Larry Lamb has contended with powerful nerves over years of stage work. When he started out as an amateur actor, long before Gavin and Stacey, he loved the rehearsal process but acting induced fear. “The moment I got in front of an audience,” he says, “it all began to get hazy. My knees would start knocking uncontrollably.”

The performance anxiety didn’t ease when he became a pro. “It went on for about three decades, but I just got more skilled at hiding it.” In 2001, he dried up as Claudius in Hamlet, for the Royal Shakespeare Company. “It was the initial try-out at Stratford-upon-Avon. I was just into my first speech, when Claudius is addressing the people of Denmark, when my lines got lost in space. It got worse and worse. The whole cast were up on the stage, staring at me as I utterly lost it.”

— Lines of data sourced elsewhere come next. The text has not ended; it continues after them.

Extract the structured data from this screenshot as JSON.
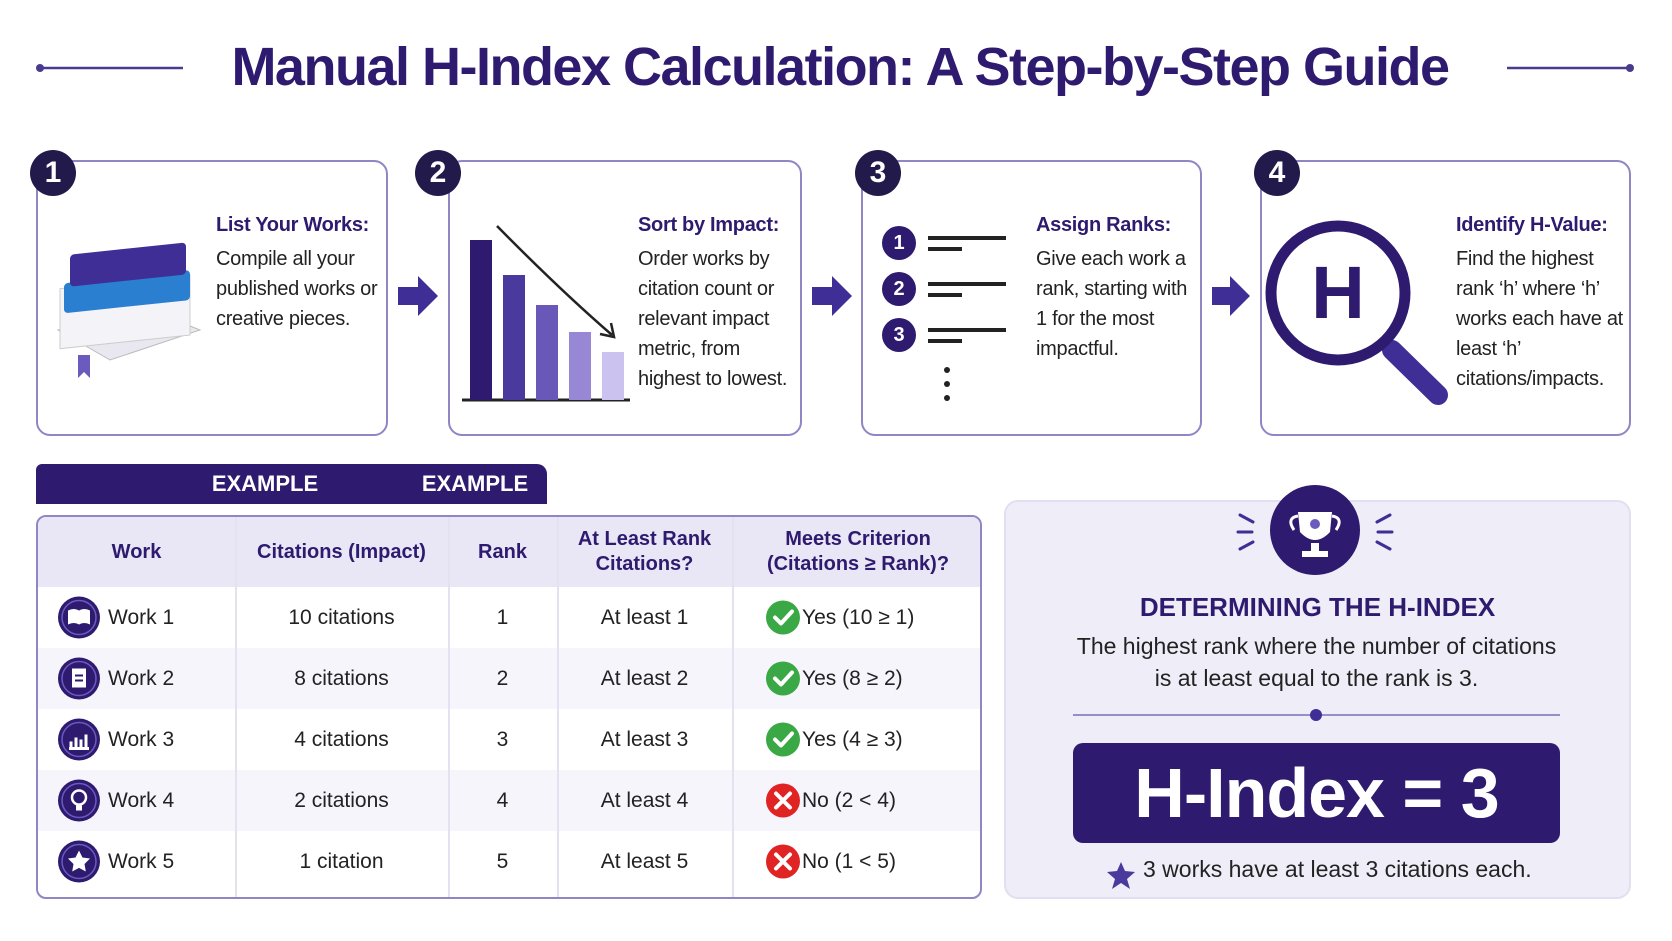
{
  "title": "Manual H-Index Calculation: A Step-by-Step Guide",
  "steps": [
    {
      "number": "1",
      "heading": "List Your Works:",
      "text": "Compile all your published works or creative pieces."
    },
    {
      "number": "2",
      "heading": "Sort by Impact:",
      "text": "Order works by citation count or relevant impact metric, from highest to lowest."
    },
    {
      "number": "3",
      "heading": "Assign Ranks:",
      "text": "Give each work a rank, starting with 1 for the most impactful.",
      "icon_labels": [
        "1",
        "2",
        "3"
      ]
    },
    {
      "number": "4",
      "heading": "Identify H-Value:",
      "text": "Find the highest rank ‘h’ where ‘h’ works each have at least ‘h’ citations/impacts.",
      "icon_label": "H"
    }
  ],
  "example_tabs": [
    "EXAMPLE",
    "EXAMPLE"
  ],
  "table": {
    "columns": [
      "Work",
      "Citations (Impact)",
      "Rank",
      "At Least Rank Citations?",
      "Meets Criterion (Citations ≥ Rank)?"
    ],
    "rows": [
      {
        "cells": [
          "Work 1",
          "10 citations",
          "1",
          "At least 1",
          "Yes (10 ≥ 1)"
        ],
        "icon": "check"
      },
      {
        "cells": [
          "Work 2",
          "8 citations",
          "2",
          "At least 2",
          "Yes (8 ≥ 2)"
        ],
        "icon": "check"
      },
      {
        "cells": [
          "Work 3",
          "4 citations",
          "3",
          "At least 3",
          "Yes (4 ≥ 3)"
        ],
        "icon": "check"
      },
      {
        "cells": [
          "Work 4",
          "2 citations",
          "4",
          "At least 4",
          "No (2 < 4)"
        ],
        "icon": "cross"
      },
      {
        "cells": [
          "Work 5",
          "1 citation",
          "5",
          "At least 5",
          "No (1 < 5)"
        ],
        "icon": "cross"
      }
    ]
  },
  "result": {
    "heading": "DETERMINING THE H-INDEX",
    "text": "The highest rank where the number of citations is at least equal to the rank is 3.",
    "h_index": "H-Index = 3",
    "note": "3 works have at least 3 citations each."
  }
}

He endured that show but the leader recognised what had happened. “He saw I wasn’t in charge but only seeming I was. He said, ‘You’re not interacting with the audience. When the illumination come down, you then ignore them.’”

The director left the audience lighting on so Lamb would have to accept the audience’s attendance. It was a breakthrough in the actor’s career. “Little by little, it got better. Because we were performing the show for the majority of the year, gradually the stage fright disappeared, until I was self-assured and actively engaging with the audience.”

Now 78, Lamb no longer has the vigor for plays but loves his live shows, performing his own verse. He says that, as an actor, he kept interfering of his persona. “You’re not giving the room – it’s too much you, not enough role.”

Harmony Rose-Bremner, who was cast in The Years in 2024, echoes this. “Self-awareness and self-doubt go opposite everything you’re trying to do – which is to be liberated, release, fully immerse yourself in the role. The challenge is, ‘Can I allow space in my mind to let the persona through?’” In The Years, as one of five actors all portraying the same woman in different stages of her life, she was delighted yet felt overwhelmed. “I’ve developed doing theatre. It was always my safe space. I didn’t ever think I’d ever feel performance anxiety.”

‘Like your breath is being drawn out’ … Harmony Rose-Bremner, right, with the cast of The Years.

She recalls the night of the opening try-out. “I really didn’t know if I could perform,” she says. “It was the first time I’d felt like that.” She succeeded, but felt overcome in the very opening scene. “We were all stationary, just talking into the dark. We weren’t observing one other so we didn’t have each other to bounce off. There were just the words that I’d rehearsed so many times, reaching me. I had the classic symptoms that I’d had in small doses before – but never to this extent. The sensation of not being able to inhale fully, like your breath is being drawn out with a void in your chest. There is nothing to grasp.” It is intensified by the sensation of not wanting to let other actors down: “I felt the duty to all involved. I thought, ‘Can I endure this immense thing?’”

Zachary Hart blames imposter syndrome for inducing his nerves. A back condition prevented his aspirations to be a soccer player, and he was working as a warehouse operator when a friend enrolled to theatre college on his behalf and he was accepted. “Performing in front of people was utterly alien to me, so at training I would go last every time we did something. I stuck at it because it was sheer relief – and was better than industrial jobs. I was going to give my all to overcome the fear.”

His debut acting job was in Nicholas Hytner’s Julius Caesar at the Bridge theatre. When the cast were informed the show would be captured for NT Live, he was “petrified”. Years later, in the initial performance of The Constituent, in which he was selected alongside James Corden and Anna Maxwell-Martin, he spoke his first line. “I heard my voice – with its distinct Black Country accent – and {looked

Kim Booth
Kim Booth

A seasoned business consultant with over a decade of experience in strategic planning and market analysis.